AU THÉÂTRE À BERLIN CE SOIR, par François Leclerc

Billet invité.

La visite du président français à Berlin avait été bien préparée, lui donnant l’opportunité d’illustrer la nouvelle dynamique qu’il entend donner à la coopération franco-allemande. « Du point de vue allemand, il est possible de changer les traités si cela fait sens », a déclaré Angela Merkel, connaissant son monde et sachant que sa restriction sera oubliée et que seule son ouverture sera retenue.

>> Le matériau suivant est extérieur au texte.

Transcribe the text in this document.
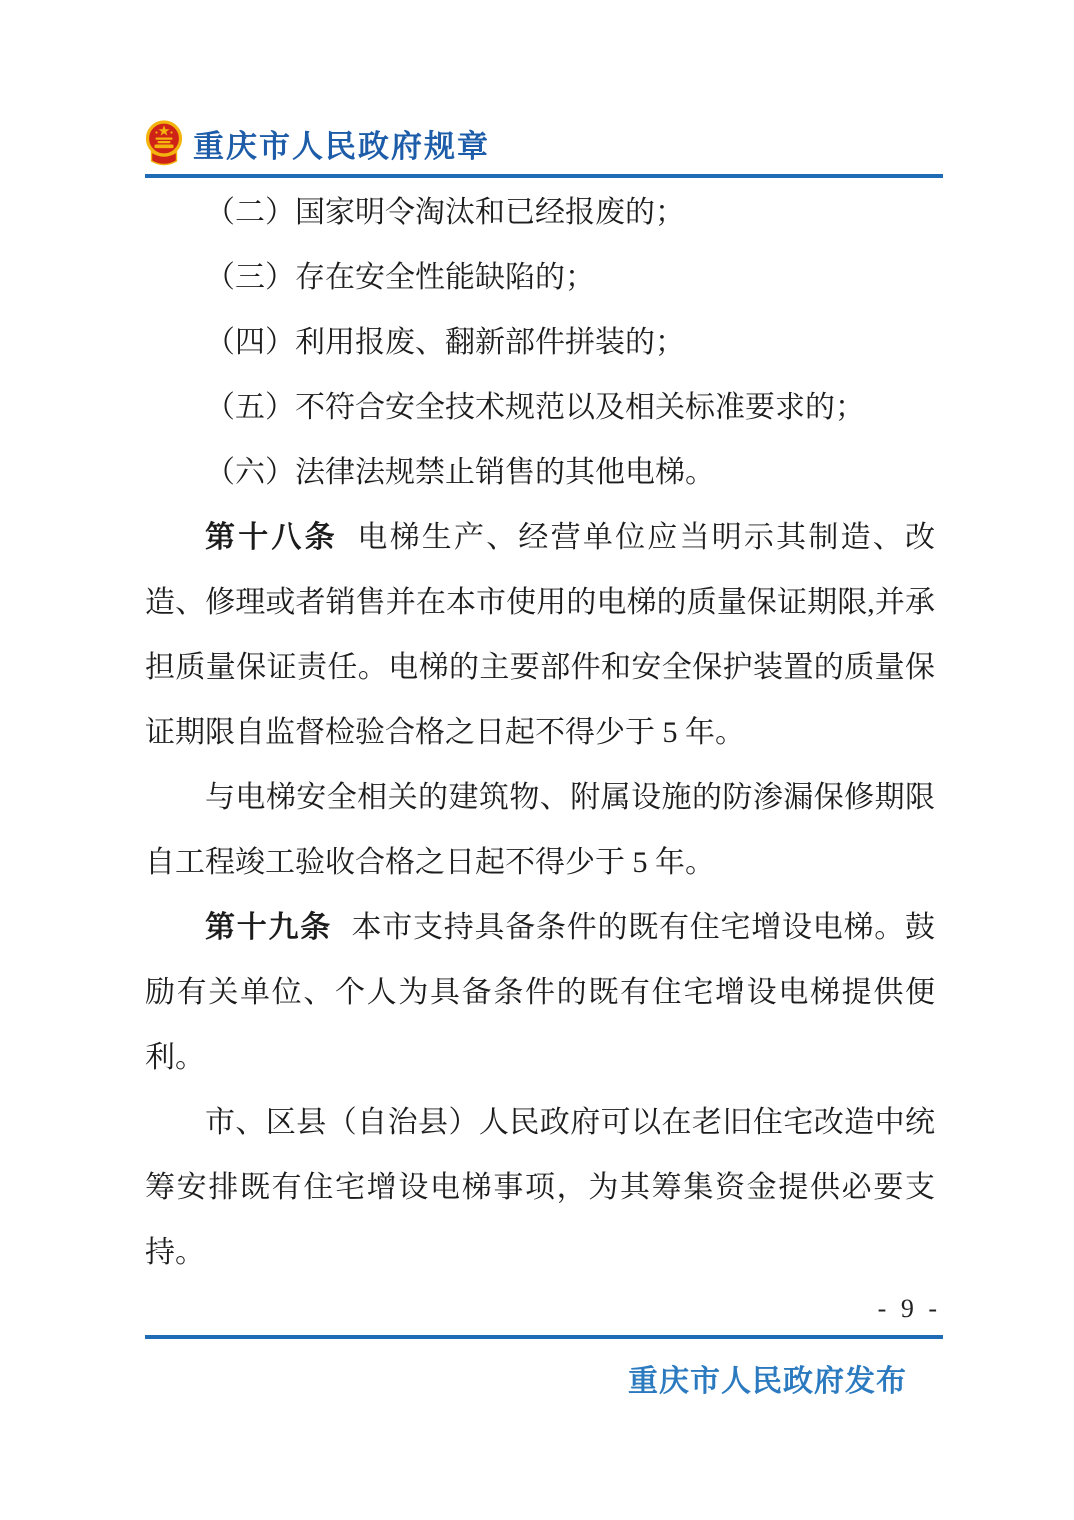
重庆市人民政府规章

（二）国家明令淘汰和已经报废的；

（三）存在安全性能缺陷的；

（四）利用报废、翻新部件拼装的；

（五）不符合安全技术规范以及相关标准要求的；

（六）法律法规禁止销售的其他电梯。

第十八条 电梯生产、经营单位应当明示其制造、改造、修理或者销售并在本市使用的电梯的质量保证期限,并承担质量保证责任。电梯的主要部件和安全保护装置的质量保证期限自监督检验合格之日起不得少于 5 年。

与电梯安全相关的建筑物、附属设施的防渗漏保修期限自工程竣工验收合格之日起不得少于 5 年。

第十九条 本市支持具备条件的既有住宅增设电梯。鼓励有关单位、个人为具备条件的既有住宅增设电梯提供便利。

市、区县（自治县）人民政府可以在老旧住宅改造中统筹安排既有住宅增设电梯事项，为其筹集资金提供必要支持。

- 9 -
重庆市人民政府发布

Emmanuel Macron s’est chargé lui-même de ramener celle-ci a de plus justes proportions en se déclarant opposé à la mutualisation des « dettes du passé ». Mais faut-il comprendre que le chemin des euro-obligations, ce tabou, est désormais ouvert, afin de financer un fonds d’investissement européen ? Le président français a nié vouloir le rechercher. Angela Merkel s’est contentée de dire « nous allons tranquillement aborder ces questions », faisant état de convergences mais aussi de conceptions différentes.

Le message des élections est passé, il n’est plus possible de s’en tenir à la formule initiale qui voulait que la confiance soit dans un premier temps rétablie – les réformes structurelles réalisées et le déficit cantonné – pour discuter ensuite de l’évolution de la politique européenne d’austérité. Le président français a toutefois promis en langage codé de « restaurer une confiance pleine et entière » avec l’Allemagne, relativisant le changement.

Tout reste à faire pour que la « refondation » de l’Europe revendiquée par Emmanuel Macron prenne corps, pour laquelle, prudent, il réclame « un temps historique ». Le tout-puissant Wolfgang Schäuble a l’oreille des parlementaires de la CDU/CSU et continue de jouer les gardiens du Temple, sachant faire la part de l’essentiel et du subsidiaire. Le spectacle donné de l’entente retrouvée ne doit pas tromper.